The United States is a net importer of goods and services. That means it maintains a deficit in external trade. Trade balance is calculated by subtracting the value of imported goods from the value of exported goods. If the resulting number is positive, which means that the value of exports are more than imports, then there is a surplus. Otherwise, a deficit is reported.
A rising trade deficit is negative for broad market ETFs such as the SPDR S&P 500 ETF (SPY), the SPDR Dow Jones Industrial Average ETF (DIA), and the iShares Core S&P 500 (IVV). This is because a trade deficit generally indicates either slowing exports or increasing imports, both of which are bad for an economy.
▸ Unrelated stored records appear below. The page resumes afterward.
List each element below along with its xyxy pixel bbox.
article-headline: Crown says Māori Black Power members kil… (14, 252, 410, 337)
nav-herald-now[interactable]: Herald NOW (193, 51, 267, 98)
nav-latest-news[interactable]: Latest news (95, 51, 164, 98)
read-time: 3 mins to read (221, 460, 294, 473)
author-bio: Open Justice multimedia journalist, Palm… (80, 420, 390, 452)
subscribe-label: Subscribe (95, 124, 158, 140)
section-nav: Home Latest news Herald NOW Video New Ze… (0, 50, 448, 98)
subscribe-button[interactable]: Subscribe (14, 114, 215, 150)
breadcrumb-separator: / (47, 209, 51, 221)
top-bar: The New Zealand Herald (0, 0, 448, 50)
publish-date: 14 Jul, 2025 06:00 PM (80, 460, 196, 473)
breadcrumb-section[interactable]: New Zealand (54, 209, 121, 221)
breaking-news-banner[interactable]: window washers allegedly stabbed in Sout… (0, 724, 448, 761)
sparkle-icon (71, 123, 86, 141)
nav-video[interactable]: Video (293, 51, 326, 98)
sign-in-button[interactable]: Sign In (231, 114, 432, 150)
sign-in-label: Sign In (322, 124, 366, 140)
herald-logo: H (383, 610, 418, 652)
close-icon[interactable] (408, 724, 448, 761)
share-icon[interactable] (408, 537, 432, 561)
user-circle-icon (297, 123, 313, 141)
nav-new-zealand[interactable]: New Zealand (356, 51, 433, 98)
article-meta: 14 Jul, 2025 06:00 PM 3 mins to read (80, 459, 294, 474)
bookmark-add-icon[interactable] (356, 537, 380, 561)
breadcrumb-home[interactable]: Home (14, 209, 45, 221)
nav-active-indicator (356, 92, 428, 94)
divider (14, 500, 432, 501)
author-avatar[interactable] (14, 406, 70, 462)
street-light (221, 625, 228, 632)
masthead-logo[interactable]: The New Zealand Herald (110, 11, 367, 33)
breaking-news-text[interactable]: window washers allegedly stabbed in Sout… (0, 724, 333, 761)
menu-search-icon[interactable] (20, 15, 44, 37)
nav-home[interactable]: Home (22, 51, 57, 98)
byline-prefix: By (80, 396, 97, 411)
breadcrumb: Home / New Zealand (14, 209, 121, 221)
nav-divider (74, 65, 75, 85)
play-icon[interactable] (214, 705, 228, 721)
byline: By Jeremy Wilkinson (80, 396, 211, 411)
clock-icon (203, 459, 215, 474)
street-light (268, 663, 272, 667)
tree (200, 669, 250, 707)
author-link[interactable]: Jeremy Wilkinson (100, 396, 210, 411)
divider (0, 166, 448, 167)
On the other hand, a falling deficit is negative for ETFs such as the SPDR Gold Shares (GLD) and the Gold Miners Index (GDX). Although there is no linear relationship between trade deficit and gold prices, a falling trade deficit eases pressure on the US currency in the long run, which negatively impacts gold prices.
November deficit falls
The US trade deficit fell by $3.2 billion to $39.0 billion in November. The October deficit was revised downward to $42.2 billion from $43.4 billion reported earlier. November’s exports stood at $196.4 billion, while imports were recorded at $235.4 billion. However, in the 11 months to November 2014, the deficit increased $22.3 billion, or 5.1%, from a year ago.
The primary reason for the fall in the monthly deficit was a sharp decline in imports. Imports fell $5.2 billion from October’s level, which was revised lower at $240.6 billion from $241 billion reported earlier. Meanwhile, exports fell in November. Exports were lower by $2.0 billion from October’s level, which was revised downward to $196.4 billion from $197.5 billion reported earlier.
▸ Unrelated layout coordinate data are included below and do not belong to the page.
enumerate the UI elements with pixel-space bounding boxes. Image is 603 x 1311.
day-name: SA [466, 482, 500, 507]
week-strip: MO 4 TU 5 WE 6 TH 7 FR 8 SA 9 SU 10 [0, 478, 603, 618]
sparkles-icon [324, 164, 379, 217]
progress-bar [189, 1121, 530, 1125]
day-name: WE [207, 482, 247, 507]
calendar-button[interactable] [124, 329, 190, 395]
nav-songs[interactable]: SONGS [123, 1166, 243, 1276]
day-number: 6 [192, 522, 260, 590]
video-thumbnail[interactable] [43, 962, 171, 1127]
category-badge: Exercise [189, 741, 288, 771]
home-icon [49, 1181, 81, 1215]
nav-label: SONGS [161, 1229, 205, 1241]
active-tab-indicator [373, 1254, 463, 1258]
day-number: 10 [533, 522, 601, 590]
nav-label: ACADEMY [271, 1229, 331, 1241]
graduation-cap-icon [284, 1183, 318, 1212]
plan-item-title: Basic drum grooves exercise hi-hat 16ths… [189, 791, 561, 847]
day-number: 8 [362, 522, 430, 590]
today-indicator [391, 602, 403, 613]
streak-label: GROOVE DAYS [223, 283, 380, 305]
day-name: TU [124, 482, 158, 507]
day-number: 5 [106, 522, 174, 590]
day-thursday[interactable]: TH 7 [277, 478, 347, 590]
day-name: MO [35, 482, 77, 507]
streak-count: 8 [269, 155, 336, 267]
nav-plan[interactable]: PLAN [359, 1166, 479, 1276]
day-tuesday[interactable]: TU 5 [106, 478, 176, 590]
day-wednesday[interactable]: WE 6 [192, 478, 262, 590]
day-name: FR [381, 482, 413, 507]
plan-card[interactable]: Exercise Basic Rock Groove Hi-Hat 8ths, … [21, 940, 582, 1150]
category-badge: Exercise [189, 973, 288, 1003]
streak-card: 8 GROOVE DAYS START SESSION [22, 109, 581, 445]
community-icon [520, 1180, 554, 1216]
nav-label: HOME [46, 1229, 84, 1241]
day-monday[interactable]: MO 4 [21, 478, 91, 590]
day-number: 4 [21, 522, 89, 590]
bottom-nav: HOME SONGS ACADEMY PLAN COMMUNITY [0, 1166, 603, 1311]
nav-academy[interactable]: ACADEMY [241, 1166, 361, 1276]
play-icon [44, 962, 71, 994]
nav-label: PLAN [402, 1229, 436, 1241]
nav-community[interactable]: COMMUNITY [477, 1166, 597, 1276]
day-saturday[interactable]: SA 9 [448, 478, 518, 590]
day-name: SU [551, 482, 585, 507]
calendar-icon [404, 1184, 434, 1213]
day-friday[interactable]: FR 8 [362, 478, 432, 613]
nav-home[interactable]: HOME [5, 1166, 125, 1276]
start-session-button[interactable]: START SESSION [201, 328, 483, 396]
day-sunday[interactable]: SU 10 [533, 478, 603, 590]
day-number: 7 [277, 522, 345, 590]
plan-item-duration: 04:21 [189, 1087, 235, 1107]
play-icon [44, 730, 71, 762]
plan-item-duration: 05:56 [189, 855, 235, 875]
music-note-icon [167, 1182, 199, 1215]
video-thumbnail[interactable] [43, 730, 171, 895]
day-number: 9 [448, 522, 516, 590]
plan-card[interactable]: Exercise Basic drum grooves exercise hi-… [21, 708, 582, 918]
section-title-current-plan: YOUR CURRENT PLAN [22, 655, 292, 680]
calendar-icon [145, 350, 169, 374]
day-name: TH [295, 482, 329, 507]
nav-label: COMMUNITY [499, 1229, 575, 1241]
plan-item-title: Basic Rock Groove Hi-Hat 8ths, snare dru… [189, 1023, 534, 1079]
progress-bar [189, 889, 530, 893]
Crude oil imports fall in quantity and value
The import of petroleum products continued to drop in November. Specifically, crude oil imports fell both in quantity and value. The United States imported 188,873 barrels of crude oil in November 2014, down from 212,742 barrels a year ago. On a nonseasonally adjusted basis, from January to November 2014, the United States imported crude oil worth $228.2 billion, while imports for the same period a year ago were $251.8 billion.
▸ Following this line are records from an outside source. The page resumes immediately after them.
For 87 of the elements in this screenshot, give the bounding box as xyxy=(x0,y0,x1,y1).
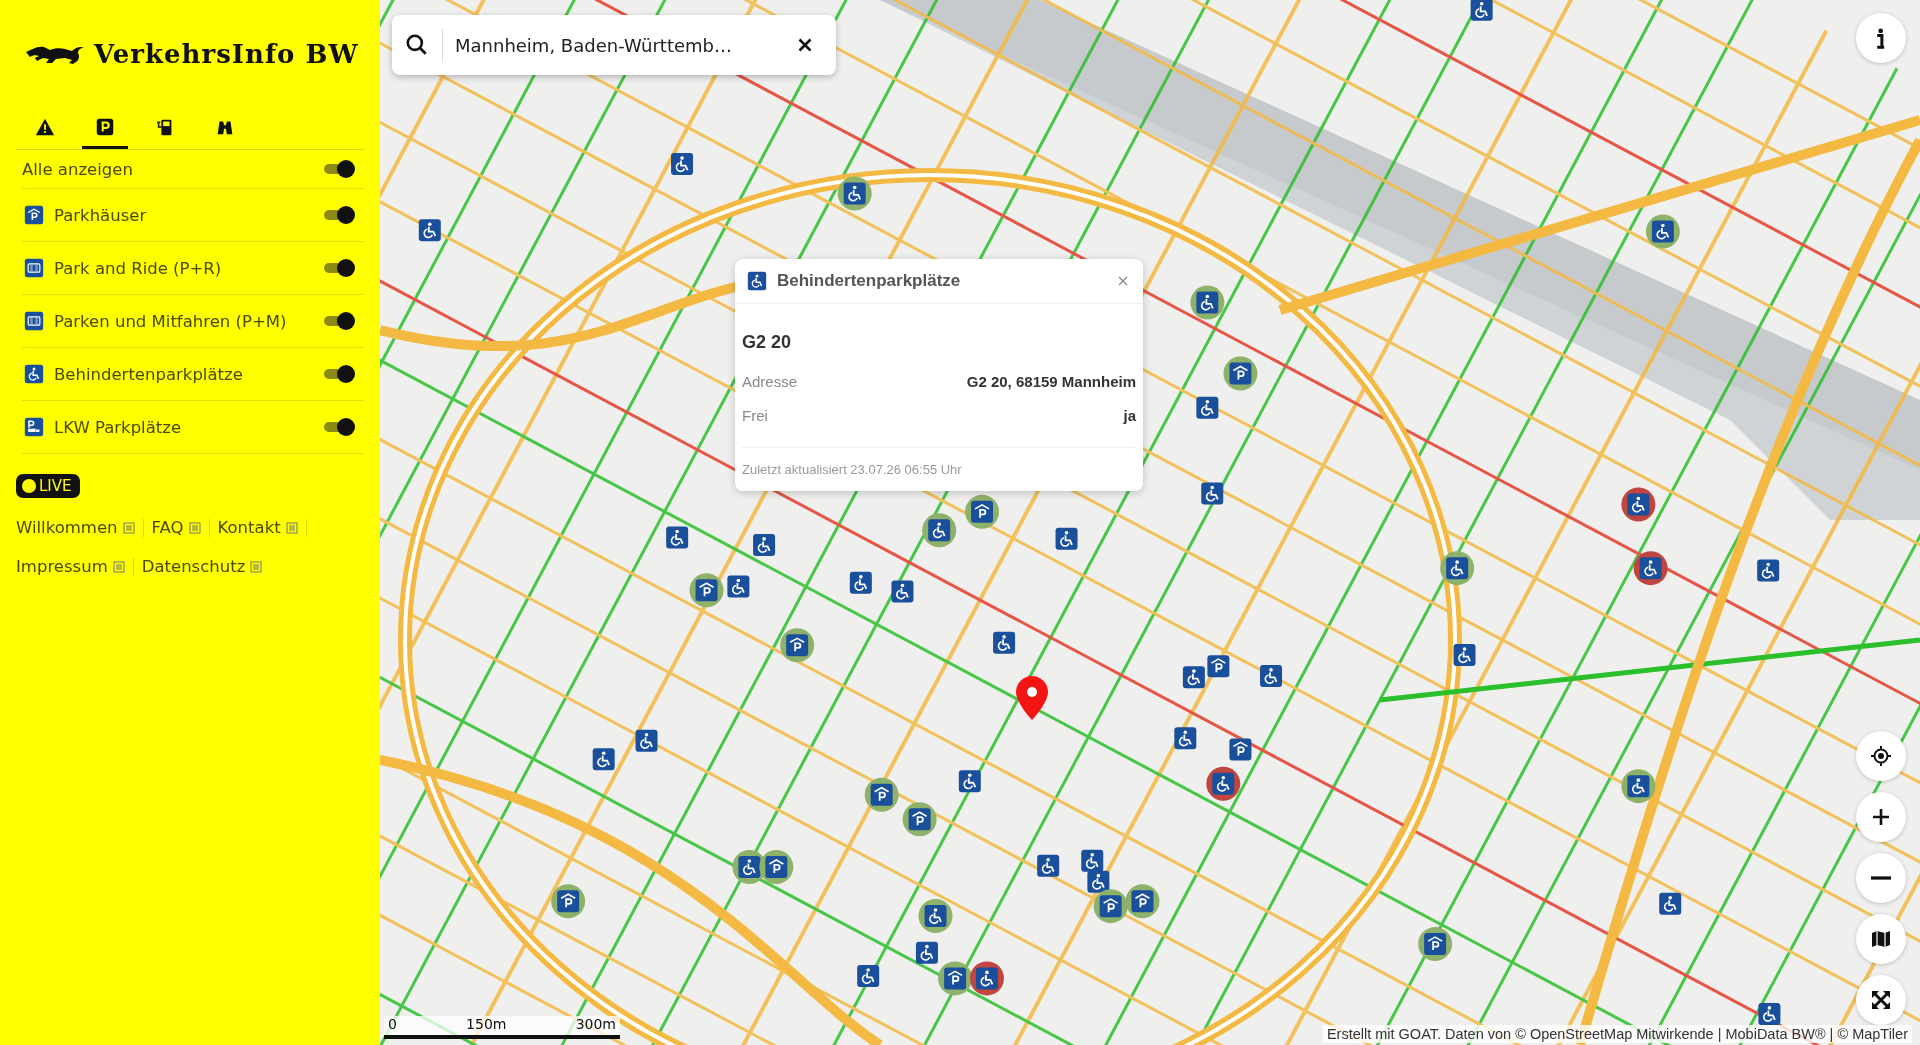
parking-garage-marker[interactable] xyxy=(759,849,794,884)
parking-garage-marker[interactable] xyxy=(1229,738,1252,761)
footer-link[interactable]: FAQ xyxy=(151,518,184,537)
wheelchair-marker[interactable] xyxy=(592,748,615,771)
wheelchair-marker[interactable] xyxy=(1621,487,1656,522)
location-pin-icon xyxy=(1016,676,1048,720)
field-value: G2 20, 68159 Mannheim xyxy=(966,373,1136,390)
parking-garage-marker[interactable] xyxy=(1093,889,1128,924)
wheelchair-icon xyxy=(747,271,767,291)
parking-garage-marker[interactable] xyxy=(780,628,815,663)
field-value: ja xyxy=(1123,407,1136,424)
field-label: Frei xyxy=(742,407,768,424)
wheelchair-marker[interactable] xyxy=(922,513,957,548)
app-title[interactable]: VerkehrsInfo BW xyxy=(94,39,359,69)
zoom-out-icon xyxy=(1871,876,1891,880)
document-icon xyxy=(188,521,201,534)
show-all-label: Alle anzeigen xyxy=(22,159,134,179)
wheelchair-marker[interactable] xyxy=(958,770,981,793)
wheelchair-marker[interactable] xyxy=(1201,482,1224,505)
footer-link[interactable]: Willkommen xyxy=(16,518,118,537)
wheelchair-marker[interactable] xyxy=(891,580,914,603)
parking-garage-marker[interactable] xyxy=(902,802,937,837)
search-field[interactable]: Mannheim, Baden-Württemb… xyxy=(392,15,836,75)
parking-icon xyxy=(94,116,116,138)
wheelchair-marker[interactable] xyxy=(1757,559,1780,582)
wheelchair-marker[interactable] xyxy=(993,631,1016,654)
parking-garage-marker[interactable] xyxy=(864,777,899,812)
park-ride-icon xyxy=(24,311,44,331)
footer-link[interactable]: Impressum xyxy=(16,557,108,576)
wheelchair-marker[interactable] xyxy=(1196,396,1219,419)
wheelchair-marker[interactable] xyxy=(1645,214,1680,249)
wheelchair-marker[interactable] xyxy=(1182,666,1205,689)
wheelchair-marker[interactable] xyxy=(1633,551,1668,586)
field-label: Adresse xyxy=(742,373,798,390)
document-icon xyxy=(250,560,263,573)
wheelchair-marker[interactable] xyxy=(727,575,750,598)
wheelchair-marker[interactable] xyxy=(1037,854,1060,877)
wheelchair-marker[interactable] xyxy=(1190,285,1225,320)
parking-garage-marker[interactable] xyxy=(938,961,973,996)
parking-garage-marker[interactable] xyxy=(1125,884,1160,919)
wheelchair-marker[interactable] xyxy=(1440,551,1475,586)
wheelchair-marker[interactable] xyxy=(1453,644,1476,667)
parking-garage-marker[interactable] xyxy=(1418,927,1453,962)
park-ride-icon xyxy=(24,258,44,278)
document-icon xyxy=(112,560,125,573)
scale-bar: 0 150m 300m xyxy=(384,1016,620,1039)
wheelchair-icon xyxy=(24,364,44,384)
locate-icon xyxy=(1869,744,1893,768)
wheelchair-marker[interactable] xyxy=(753,533,776,556)
footer-link[interactable]: Datenschutz xyxy=(141,557,246,576)
parking-garage-marker[interactable] xyxy=(965,494,1000,529)
wheelchair-marker[interactable] xyxy=(969,961,1004,996)
wheelchair-marker[interactable] xyxy=(1758,1002,1781,1025)
last-updated-text: Zuletzt aktualisiert 23.07.26 06:55 Uhr xyxy=(742,447,1136,477)
wheelchair-marker[interactable] xyxy=(1470,0,1493,21)
info-icon xyxy=(1876,27,1886,49)
live-badge: LIVE xyxy=(16,474,80,498)
wheelchair-marker[interactable] xyxy=(837,176,872,211)
wheelchair-marker[interactable] xyxy=(418,219,441,242)
document-icon xyxy=(122,521,135,534)
wheelchair-marker[interactable] xyxy=(1081,849,1104,872)
truck-parking-icon xyxy=(24,417,44,437)
parking-garage-icon xyxy=(24,205,44,225)
wheelchair-marker[interactable] xyxy=(666,526,689,549)
popup-category: Behindertenparkplätze xyxy=(777,271,962,291)
parking-garage-marker[interactable] xyxy=(689,573,724,608)
fullscreen-icon xyxy=(1869,988,1893,1012)
footer-link[interactable]: Kontakt xyxy=(217,518,281,537)
wheelchair-marker[interactable] xyxy=(857,964,880,987)
layer-label: LKW Parkplätze xyxy=(54,417,183,437)
wheelchair-marker[interactable] xyxy=(671,153,694,176)
parking-garage-marker[interactable] xyxy=(1207,655,1230,678)
wheelchair-marker[interactable] xyxy=(1621,769,1656,804)
wheelchair-marker[interactable] xyxy=(1260,664,1283,687)
document-icon xyxy=(285,521,298,534)
parking-garage-marker[interactable] xyxy=(551,884,586,919)
popup-title: G2 20 xyxy=(741,331,793,354)
wheelchair-marker[interactable] xyxy=(1206,766,1241,801)
wheelchair-marker[interactable] xyxy=(1174,727,1197,750)
wheelchair-marker[interactable] xyxy=(918,898,953,933)
layer-label: Park and Ride (P+R) xyxy=(54,258,223,278)
layer-label: Behindertenparkplätze xyxy=(54,364,244,384)
layer-label: Parken und Mitfahren (P+M) xyxy=(54,311,288,331)
layer-label: Parkhäuser xyxy=(54,205,148,225)
wheelchair-marker[interactable] xyxy=(1659,892,1682,915)
attribution-text: Erstellt mit GOAT. Daten von © OpenStreetMap Mitwirkende | MobiData BW® | © MapTiler xyxy=(1322,1025,1912,1043)
parking-garage-marker[interactable] xyxy=(1223,356,1258,391)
The fall in crude oil imports has been due to domestic oil production through fracking from shale. This has helped reduce US dependence on foreign oil imports. The decline in oil prices this year has also helped control the oil bill.
Surpluses and deficits
On a seasonally adjusted basis for November 2014, the United States had trade surpluses with the South and Central American region ($4.3 billion) and Brazil ($0.6 billion). It had a surplus of $0.3 billion with the United Kingdom in October 2014, but it turned to a deficit of $0.2 billion in November 2014. Meanwhile, its largest deficit is with China ($29.8 billion).